À ce jour, il est monté sur le podium dix fois en douze courses, ne manquant les points qu’à deux reprises, preuve d’une régularité remarquable.
« Certaines de ses performances sont presque sans faute, » ajoute Palmer, qui loue la maîtrise tranquille de Piastri dans des courses où ses concurrents ont semblé perdaient leurs moyens. « Par exemple à Barcelone ou en Chine, il a roulé à un niveau où il paraît presque imperturbable, comme s’il n’était soumis à aucune pression. »
Cependant, Palmer tempère en soulignant que Norris n’a pas dit son dernier mot : « Lando ne semble pas encore totalement à l’aise avec la voiture, surtout après les modifications de suspension introduites au Canada. Mais s’il retrouve son équilibre, il pourrait encore hausser son niveau. »
McLaren a choisi de ne pas intervenir par des ordres d’équipe en 2025, laissant ses deux pilotes s’affronter librement. Ce choix a engendré quelques accrochages mémorables, notamment au Grand Prix du Canada où Norris s’est éliminé seul après un contact avec Piastri.
Malgré ces tensions internes, cette rivalité semble porter ses fruits : McLaren domine le championnat des constructeurs avec plus du double des points de Ferrari, tandis que la lutte entre Piastri et Norris maintient une certaine intensité, avec seulement huit points d’écart entre eux.
Tout porte à croire que celui des deux qui terminera la saison en tête repartira non seulement avec la satisfaction d’avoir gagné sa bataille interne, mais aussi, et surtout, avec un premier titre mondial en poche.
Points à retenir
- Piastri a réussi à renverser la hiérarchie au sein de McLaren après une année 2024 où il avait clairement le rôle de second.
- La régularité exceptionnelle de l’Australien contraste avec le style plus en montagnes russes de Norris.
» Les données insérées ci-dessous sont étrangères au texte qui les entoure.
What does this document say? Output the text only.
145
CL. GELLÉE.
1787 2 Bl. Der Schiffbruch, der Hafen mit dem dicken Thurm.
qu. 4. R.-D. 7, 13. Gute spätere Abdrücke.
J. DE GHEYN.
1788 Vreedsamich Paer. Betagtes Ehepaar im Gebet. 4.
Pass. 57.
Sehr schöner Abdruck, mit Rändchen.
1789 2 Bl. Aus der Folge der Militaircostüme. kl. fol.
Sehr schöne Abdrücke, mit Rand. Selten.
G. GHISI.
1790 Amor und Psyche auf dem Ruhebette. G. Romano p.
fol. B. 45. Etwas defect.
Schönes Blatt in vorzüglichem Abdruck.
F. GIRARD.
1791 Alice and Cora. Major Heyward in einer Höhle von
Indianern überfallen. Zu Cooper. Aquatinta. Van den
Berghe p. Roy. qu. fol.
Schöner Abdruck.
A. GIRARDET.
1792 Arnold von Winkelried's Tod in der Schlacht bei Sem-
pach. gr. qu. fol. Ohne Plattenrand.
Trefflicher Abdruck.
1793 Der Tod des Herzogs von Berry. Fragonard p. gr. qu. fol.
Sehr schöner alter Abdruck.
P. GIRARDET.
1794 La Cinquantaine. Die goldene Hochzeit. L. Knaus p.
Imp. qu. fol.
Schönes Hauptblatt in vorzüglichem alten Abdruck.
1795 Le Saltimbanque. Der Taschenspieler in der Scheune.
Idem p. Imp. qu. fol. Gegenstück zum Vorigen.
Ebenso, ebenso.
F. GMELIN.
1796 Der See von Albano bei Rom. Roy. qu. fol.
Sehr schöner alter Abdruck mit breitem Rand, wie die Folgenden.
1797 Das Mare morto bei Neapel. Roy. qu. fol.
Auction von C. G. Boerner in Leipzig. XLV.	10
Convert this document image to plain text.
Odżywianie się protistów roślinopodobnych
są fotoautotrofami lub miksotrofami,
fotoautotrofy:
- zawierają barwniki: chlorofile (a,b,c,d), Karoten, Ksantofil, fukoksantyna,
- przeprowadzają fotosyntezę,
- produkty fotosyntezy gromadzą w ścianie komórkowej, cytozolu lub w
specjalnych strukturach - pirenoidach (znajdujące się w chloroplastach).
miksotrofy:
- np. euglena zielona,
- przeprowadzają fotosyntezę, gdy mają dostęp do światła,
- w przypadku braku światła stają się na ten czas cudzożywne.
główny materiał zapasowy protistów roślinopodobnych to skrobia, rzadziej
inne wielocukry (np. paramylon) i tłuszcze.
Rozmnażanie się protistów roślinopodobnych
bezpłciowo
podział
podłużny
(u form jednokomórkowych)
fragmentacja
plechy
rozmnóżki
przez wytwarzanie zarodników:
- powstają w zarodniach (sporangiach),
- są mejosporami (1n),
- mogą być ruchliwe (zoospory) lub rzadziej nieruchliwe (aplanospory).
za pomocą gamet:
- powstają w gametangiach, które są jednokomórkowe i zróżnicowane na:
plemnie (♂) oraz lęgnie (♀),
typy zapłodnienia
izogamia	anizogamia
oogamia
- McLaren a choisi la liberté de la compétition interne, quitte à frôler le clash, ce qui dynamise la bataille pour le titre.
- Les modifications techniques, notamment la suspension, compliquent encore la tâche des pilotes pour trouver leur meilleur rythme.
- Le duel entre Piastri et Norris illustre bien les tensions inhérentes aux écuries de pointe où chaque millier de seconde compte.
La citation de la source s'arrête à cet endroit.